Tim Lewens has written a popular introduction to the philosophy of science, The Meaning of Science: An Introduction to the Philosophy of Science. In his first substantial chapter, he writes about what distinguishes science from non-science. Karl Popper and the demarcation problem arise here. He needs examples of near sciences:
Consider the trio of economics, intelligent-design theory, and homeopathy. The only thing that unites these three endeavors is that their scientific status is regularly questioned in ways that provoke stormy debate. Is economics a science? On the one hand, like many sciences, it oozes both mathematics and authority. On the other hand it is poor at making predictions, and many of its practitioners are surprisingly blaseé when it comes to finding out about how real people think and behave. They would rather build models that tell us what would happen, under simplified circumstances, if people were perfectly rational. So perhaps economics is less like science, and more akin to The Lord of the Rings with equations: it is a mathematically sophisticated exploration of an invented world not much like our own.

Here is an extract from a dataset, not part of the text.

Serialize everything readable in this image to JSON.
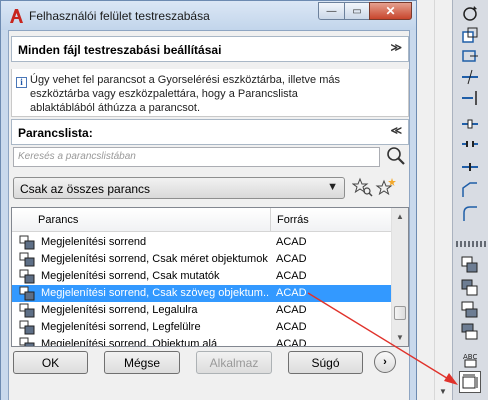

In a later chapter, Lewens recognize that economics is a diverse discipline. He writes about some interesting analyses in economics. And then we get:
In contrast to these empirically rich forms of economic inquiry [associated with Sen and Kahneman], much work in neoclassical economics is concerned with the largely theoretical analysis of how markets would work if they were populated with individuals endowed with perfect rationality - in other words, creatures of fantasy. We might be tempted to classify these areas of economics as science fiction. Alternatively, we might think that this brand of economics tells us not how the world is but how the world ought to be, if only people would think straight...
I think Lewens is more complimentary to homeopathy than he is to economics. (He does have a bit more to say about economics than I have quoted.) Controlled experiments in medicine, I gather, consider one intervention as applied to a population. Advocates of homeopathic medicine claim to be treating a whole, particular person in a way which cannot be easily analyzed such reductionist experiments. This, no matter how hostile you may be to it, is an interesting claim for a philosopher to consider. Maybe what they advocate are placebos. Suppose you have a patient that is skeptical of big medicine. Would he react better to a placebo if it is administered in an alternative setting? What, ethically, could such a practitioner say when prescribing extremely diluted "medicine"?
I still am of the opinion that labelling a claim in economics as "science" or "non-science" should neither add nor subtract to its plausibility, over and above whatever empirical evidence and disciplinary arguments already do.